From BESA Center Perspectives Papers No. 67, February 12, 2009, by Hillel Frisch*:
EXECUTIVE SUMMARY: The election result this week confirms the emergence of a one-block, right-of-center dominant political reality in Israel; a fact that is likely to dominate for many years to come. Kadima's electoral achievement is ephemeral; it masks the deeper and much more enduring socio-political ascendancy of the political right, both nationalist and religious. Both Livni and Netanyahu failed to sufficiently appreciate this reality, and as a result, made strategic campaign mistakes.
... More than 60 percent of the electorate voted for parties on the nationalist, right and religious side of the political spectrum.
...Emerging now is the potential for a one-block dominant variant: a soft right-wing block that spells an end to the Oslo era of grandiose peacemaking with the Palestinians.
(I say "soft right wing" because even parties of the Israeli right wing, with the exception of the tiny National Unity party, today espouse diplomatic positions that characterized the Labor Party before the Oslo peace process.)
...Both leading candidates made strategic mistakes ...he sought to move to the center by attacking and marginalizing the far right-wing within his party. Presumably the move to the center was the lesson he learned from his 1999 election failure against Barak. However, Netanyahu failed to fathom the extent to which the Israeli electorate had moved to the right, due to accumulated waves of Arab violence – the al-Aqsa Intifada, and the Lebanese and Gaza wars. Netanyahu thus deserves a failing grade for strategic acumen; a worrisome failure for Israel's likely prime minister.
Livni scores little better for much the same reason. She should have moved to the center, when in fact she moved to the left. She drew off votes from Labor without increasing the size of the center-left bloc she could lead....
As a member of the former ruling triumvirate and of the once hegemonic Labor Party, Ehud Barak still deserves mention. Barak has outstanding virtues: he was an excellent soldier, IDF chief-of-staff, and Minister of Defense. But he's no politician or statesman. In many ways, Barak should have bolted to the Likud long ago and sought to make Likud more centrist.
... Livni's Kadima became a yuppie, Ashkenazi, secular party; which strategically is the wrong image. Abraham Lincoln long ago said that God loves the common man, since he made so many of them. This is especially true of the Jewish Israeli electorate.

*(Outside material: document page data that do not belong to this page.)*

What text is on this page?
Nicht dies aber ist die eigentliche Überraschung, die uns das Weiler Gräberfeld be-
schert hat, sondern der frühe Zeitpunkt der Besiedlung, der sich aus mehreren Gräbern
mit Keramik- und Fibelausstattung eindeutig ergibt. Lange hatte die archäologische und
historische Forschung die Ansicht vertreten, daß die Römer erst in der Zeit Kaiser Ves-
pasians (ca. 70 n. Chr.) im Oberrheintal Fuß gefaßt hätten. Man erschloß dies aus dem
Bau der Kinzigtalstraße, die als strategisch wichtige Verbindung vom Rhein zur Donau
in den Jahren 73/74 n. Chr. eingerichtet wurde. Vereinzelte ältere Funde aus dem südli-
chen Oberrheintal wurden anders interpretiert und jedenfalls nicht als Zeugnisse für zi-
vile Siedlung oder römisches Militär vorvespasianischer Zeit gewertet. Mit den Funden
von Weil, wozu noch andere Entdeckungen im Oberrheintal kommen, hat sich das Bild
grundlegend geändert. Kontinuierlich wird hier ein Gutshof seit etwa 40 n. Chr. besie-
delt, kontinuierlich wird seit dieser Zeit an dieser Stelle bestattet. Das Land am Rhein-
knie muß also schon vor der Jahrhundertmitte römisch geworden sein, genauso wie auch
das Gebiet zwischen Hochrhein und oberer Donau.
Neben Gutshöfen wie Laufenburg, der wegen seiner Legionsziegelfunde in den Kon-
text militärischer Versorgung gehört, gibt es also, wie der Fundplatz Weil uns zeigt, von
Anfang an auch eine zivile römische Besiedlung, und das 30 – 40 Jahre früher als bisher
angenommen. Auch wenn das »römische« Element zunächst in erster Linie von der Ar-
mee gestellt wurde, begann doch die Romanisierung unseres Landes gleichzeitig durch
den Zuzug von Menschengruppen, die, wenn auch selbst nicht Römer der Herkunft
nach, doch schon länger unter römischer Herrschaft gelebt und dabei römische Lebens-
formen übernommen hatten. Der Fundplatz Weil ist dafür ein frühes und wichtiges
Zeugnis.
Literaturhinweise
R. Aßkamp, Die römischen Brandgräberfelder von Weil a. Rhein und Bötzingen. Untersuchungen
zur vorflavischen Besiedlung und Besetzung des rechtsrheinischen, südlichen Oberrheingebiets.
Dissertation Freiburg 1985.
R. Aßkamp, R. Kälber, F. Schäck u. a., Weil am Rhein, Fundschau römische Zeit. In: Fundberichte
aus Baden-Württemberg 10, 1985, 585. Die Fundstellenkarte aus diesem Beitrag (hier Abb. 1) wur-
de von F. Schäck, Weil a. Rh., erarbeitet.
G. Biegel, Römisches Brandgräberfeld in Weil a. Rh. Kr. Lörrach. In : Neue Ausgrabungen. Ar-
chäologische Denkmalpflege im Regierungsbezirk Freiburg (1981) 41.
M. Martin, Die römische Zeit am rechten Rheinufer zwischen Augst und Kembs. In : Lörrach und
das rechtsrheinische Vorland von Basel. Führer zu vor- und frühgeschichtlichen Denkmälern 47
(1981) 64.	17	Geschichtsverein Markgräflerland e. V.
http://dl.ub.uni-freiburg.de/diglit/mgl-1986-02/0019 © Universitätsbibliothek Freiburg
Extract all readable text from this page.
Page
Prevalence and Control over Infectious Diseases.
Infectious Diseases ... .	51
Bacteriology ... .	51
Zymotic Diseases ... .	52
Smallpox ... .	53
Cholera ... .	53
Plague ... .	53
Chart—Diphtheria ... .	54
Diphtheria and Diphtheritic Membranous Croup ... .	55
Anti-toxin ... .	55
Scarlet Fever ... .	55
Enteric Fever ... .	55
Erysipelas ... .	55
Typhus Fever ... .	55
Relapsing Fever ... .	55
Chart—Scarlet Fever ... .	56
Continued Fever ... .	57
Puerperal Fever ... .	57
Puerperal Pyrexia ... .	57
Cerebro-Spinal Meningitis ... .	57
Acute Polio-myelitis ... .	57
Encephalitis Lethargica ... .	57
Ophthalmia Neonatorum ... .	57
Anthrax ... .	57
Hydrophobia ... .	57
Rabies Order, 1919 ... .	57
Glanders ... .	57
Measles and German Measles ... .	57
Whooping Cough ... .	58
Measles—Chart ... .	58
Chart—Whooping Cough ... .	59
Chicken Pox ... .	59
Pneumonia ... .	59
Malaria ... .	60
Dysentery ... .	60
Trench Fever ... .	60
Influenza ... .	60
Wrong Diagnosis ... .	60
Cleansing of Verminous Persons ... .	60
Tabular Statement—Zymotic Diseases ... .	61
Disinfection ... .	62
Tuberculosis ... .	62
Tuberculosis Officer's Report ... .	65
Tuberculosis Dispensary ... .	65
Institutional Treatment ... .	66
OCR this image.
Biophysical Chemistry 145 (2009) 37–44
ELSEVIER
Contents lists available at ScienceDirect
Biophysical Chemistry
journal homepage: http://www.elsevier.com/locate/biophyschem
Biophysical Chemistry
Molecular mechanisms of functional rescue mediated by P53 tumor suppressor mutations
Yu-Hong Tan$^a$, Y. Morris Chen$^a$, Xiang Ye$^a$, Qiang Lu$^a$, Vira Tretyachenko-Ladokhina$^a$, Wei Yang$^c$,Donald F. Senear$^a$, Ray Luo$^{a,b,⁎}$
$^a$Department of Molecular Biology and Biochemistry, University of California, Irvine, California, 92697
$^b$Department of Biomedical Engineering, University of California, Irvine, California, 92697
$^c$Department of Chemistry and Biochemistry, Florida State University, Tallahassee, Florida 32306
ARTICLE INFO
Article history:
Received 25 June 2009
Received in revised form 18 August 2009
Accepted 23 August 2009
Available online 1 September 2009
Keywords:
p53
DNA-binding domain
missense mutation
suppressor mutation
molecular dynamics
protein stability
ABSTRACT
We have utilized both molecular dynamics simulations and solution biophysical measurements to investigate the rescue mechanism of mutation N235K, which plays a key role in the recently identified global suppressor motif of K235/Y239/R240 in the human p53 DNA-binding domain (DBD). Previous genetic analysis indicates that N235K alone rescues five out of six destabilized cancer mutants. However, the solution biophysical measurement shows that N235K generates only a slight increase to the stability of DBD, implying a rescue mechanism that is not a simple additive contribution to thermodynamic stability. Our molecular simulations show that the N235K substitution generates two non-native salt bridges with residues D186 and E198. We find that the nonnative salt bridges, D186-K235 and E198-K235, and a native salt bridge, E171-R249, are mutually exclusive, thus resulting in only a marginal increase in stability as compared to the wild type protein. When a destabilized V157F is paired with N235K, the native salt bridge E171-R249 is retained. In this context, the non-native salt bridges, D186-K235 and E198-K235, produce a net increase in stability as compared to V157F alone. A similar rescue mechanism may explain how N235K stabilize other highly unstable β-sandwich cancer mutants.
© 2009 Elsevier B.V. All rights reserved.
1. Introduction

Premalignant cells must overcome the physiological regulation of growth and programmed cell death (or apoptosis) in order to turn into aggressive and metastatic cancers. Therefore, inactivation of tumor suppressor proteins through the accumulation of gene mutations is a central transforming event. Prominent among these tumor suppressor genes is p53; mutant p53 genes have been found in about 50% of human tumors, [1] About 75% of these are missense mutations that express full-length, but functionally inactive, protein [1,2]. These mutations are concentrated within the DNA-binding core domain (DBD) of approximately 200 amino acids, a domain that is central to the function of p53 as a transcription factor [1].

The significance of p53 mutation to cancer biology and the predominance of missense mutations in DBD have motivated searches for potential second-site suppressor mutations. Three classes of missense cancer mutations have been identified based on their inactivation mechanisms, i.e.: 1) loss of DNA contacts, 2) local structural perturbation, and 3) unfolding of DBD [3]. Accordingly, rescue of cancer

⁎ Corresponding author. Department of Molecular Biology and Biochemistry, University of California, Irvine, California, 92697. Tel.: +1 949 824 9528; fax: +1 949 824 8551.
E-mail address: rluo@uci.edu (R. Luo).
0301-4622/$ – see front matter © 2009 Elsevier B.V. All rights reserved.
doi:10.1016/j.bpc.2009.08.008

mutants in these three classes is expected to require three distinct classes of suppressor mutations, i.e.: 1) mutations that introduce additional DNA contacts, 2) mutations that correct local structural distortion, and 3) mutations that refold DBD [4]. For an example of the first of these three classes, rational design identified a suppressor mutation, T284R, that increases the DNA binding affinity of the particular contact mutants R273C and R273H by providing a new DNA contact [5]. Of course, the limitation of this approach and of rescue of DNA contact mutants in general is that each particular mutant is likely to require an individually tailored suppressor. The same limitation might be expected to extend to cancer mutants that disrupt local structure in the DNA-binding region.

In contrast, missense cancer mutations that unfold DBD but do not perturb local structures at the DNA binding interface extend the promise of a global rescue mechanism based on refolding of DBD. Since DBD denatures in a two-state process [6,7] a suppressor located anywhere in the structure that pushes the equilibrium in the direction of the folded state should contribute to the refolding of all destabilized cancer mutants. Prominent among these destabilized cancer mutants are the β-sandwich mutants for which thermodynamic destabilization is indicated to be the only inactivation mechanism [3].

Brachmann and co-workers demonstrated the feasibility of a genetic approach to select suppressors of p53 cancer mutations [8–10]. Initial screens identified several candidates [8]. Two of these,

The Israeli common man is today mostly to be found in the Likud, Shas and Israel Beiteinu parties. ...supporters mostly of Sephardic origin ...In short, the two blocs represent two markedly different cultures: a warm, traditional and brotherly culture, which includes the Russian variant – which is the dominant culture in Israel; versus a cold, achievement-oriented, secularized culture. Netanyahu is an oddity within his own block (but so was Menachem Begin).
Livni also made the strategic mistake of writing off the religious public, and by so doing, strengthened the center-right and religious alliance that has dominated Israel for most of the past 25 years. Of course, Livni should not take all of the blame. Ultra Orthodox parties certainly prefer a male prime minister to a female one, the biblical Prophetess Devorah notwithstanding.
...The one-block, right-wing-dominant state could have major bearing on Israel's relations with the United States. Tensions can be expected between an Obama administration that has announced its intention to refocus on Israeli-Palestinian peace, and a Likud-led government.
Such fears are probably exaggerated, because the Obama administration will soon realize that the Hamas-Fatah civil war makes anything other than conflict management unattainable. Therefore, Israel and the US should get along fine, albeit, bumpily. In any case, both will be absorbed by their common major concern – preventing a nuclear Iran. To meet that threat, a one-block dominant right-wing government in Israel is as good as any other.
*Prof. Hillel Frisch is a senior research associate at the Begin-Sadat (BESA) Center for Strategic Studies, and the co-editor of the upcoming book Israel at the Polls.